December 11, 2008

О Владимире. Который "красно солнышко".

Сергей ПИВОВАРОВ

Фэнтези, но ни один(!) ключевой факт не перевран.

Солнечный зайчик весело плясал на стене. Ароматы летнего утра, врываясь через открытое окно, заполняли горницу. Но сидящего за столом человека всё это не радовало. Князь был мрачен. Только что от него вышли волхвы. Волхвы...

Само это слово вызывало у Владимира глухой приступ ярости. Ни шагу нельзя сделать без волхвов! Как будто не он, князь, а они — истинные властители Руси! Вон, у владык Цареградских каждое слово — закон. Попал какой вельможа к царю грецкому в немилость — царь ему ножичек в подарок шлёт. А вельможа тем ножичком собственноручно вены себе вскрывает. А тут... Князь даже судить не волен — волхвы судят. По законам дедовым. А законы тронуть не моги — они богами освящены! Захотел Владимир кровную месть запретить, дабы казну вирами пополнить — волхвы стеной встали. Месть кровная, вишь ли Перуну угодна. Эх, верно бабка задумала Русь окрестить. Жаль только, отец помешал. Как ещё заставишь гордых русичей князя почитать? Каждый смерд гордо в глаза тебе смотрит — все мы, мол, Дажбожьи внуки, все одного роду-племени. То ли дело у греков. Там вельможи базилевсу ихнему не то что в ноги кланяются, а брюхом по полу стелятся! Вот бы и мои бояре так! Владимир явственно представил склонённые головы и опущенные долу глаза. Видение было столь отчётливо, что князь даже привстал, что бы смотреть на бояр сверху вниз. Довольная улыбка расплылась по его лицу. Вот они! Все перед ним! И все его рабы!

Вдруг облики бояр заколебались, и всех сменило одно лицо. Огромные чёрные глаза из под сурово сдвинутых бровей мрачно взирали на Владимира.

"Дубомир — волхв Перунов", — пронеслось в голове у князя. Блаженное настроение моментально улетучилось. Владимир скрипнул зубами. Даже в мыслях волхвы не давали ему покоя!

От грустных дум князя отвлёк вошедший Добрыня. Увидев мрачное лицо племянника, он задал только один вопрос: "Волхвы?" И, не дожидаясь ответа, продолжил:

— И доколе мы их терпеть будем, княже? Не пора ли в шею гнать? Без них куда как проще станет.

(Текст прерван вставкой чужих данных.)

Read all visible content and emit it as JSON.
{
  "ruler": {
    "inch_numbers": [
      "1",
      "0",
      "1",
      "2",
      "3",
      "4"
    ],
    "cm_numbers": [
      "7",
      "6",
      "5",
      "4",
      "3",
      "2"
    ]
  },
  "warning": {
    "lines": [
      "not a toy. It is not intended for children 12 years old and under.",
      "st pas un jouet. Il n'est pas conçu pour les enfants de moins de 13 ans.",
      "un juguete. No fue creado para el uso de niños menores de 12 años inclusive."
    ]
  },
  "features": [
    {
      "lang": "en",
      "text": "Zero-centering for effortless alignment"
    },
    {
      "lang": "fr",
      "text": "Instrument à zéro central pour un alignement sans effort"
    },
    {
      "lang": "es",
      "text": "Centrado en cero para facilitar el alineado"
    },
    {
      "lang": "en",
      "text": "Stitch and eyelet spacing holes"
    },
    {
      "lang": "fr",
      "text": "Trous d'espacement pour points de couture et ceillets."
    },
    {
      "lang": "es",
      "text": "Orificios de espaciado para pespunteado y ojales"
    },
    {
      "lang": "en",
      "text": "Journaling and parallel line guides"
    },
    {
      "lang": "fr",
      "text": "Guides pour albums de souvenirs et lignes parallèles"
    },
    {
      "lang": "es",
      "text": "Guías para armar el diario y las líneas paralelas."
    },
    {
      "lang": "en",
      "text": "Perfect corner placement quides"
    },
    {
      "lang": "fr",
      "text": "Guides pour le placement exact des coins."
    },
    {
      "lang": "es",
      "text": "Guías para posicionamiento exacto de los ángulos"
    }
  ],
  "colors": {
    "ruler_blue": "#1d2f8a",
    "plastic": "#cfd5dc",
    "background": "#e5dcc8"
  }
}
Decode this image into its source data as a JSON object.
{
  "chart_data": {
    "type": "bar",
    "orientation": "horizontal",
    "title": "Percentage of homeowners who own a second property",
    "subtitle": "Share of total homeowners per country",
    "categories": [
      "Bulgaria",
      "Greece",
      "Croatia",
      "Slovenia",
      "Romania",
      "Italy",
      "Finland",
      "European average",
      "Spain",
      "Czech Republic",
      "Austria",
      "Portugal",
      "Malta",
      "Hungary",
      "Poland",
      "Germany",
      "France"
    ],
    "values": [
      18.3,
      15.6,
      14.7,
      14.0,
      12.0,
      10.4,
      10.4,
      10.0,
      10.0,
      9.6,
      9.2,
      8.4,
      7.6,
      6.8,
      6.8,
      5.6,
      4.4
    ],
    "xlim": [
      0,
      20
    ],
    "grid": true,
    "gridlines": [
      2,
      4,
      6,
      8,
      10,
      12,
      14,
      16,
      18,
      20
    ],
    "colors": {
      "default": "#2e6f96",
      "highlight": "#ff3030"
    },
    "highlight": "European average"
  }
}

— Как же без волхвов-то, — возразил Владимир, — и деды наши, и прадеды так жили. Нам ли менять пращурами заповеданное?

— Пращурами, — усмехнулся Добрыня, — вон, у немцев тоже пращуры своих волхвов имели. И что теперь? Надо стало — так в шею погнали. А чем мы хуже? Ты бы, княже, послушал Олафа. Он о нынешней вере немцев говорит немало доброго.

Владимир сидел в задумчивости. Олаф сын Трюгви, коего князь помнил ещё ребёнком, недавно вернулся в Киев. Молодой конунг, крестившийся в Британии, теперь всячески пытался склонить Владимира в свою веру.

— Так что, княже, — продолжал убеждать князя Добрыня, — может, стоит послушать Олафа на думе боярской? Всё одно с волхвами решать что-то надобно.

— Быть по сему, — согласился, наконец, Владимир, — завтра собирай думу.
* * *

Просторную гридницу заполняли бояре. Здесь собралась вся знать славного града Киева — лучшие люди. Напротив входа восседал сам Великий князь. По правую руку от него — Добрыня. Вдоль стен на лавках разместились бояре. Дума ждала, что собрался сказать ей князь.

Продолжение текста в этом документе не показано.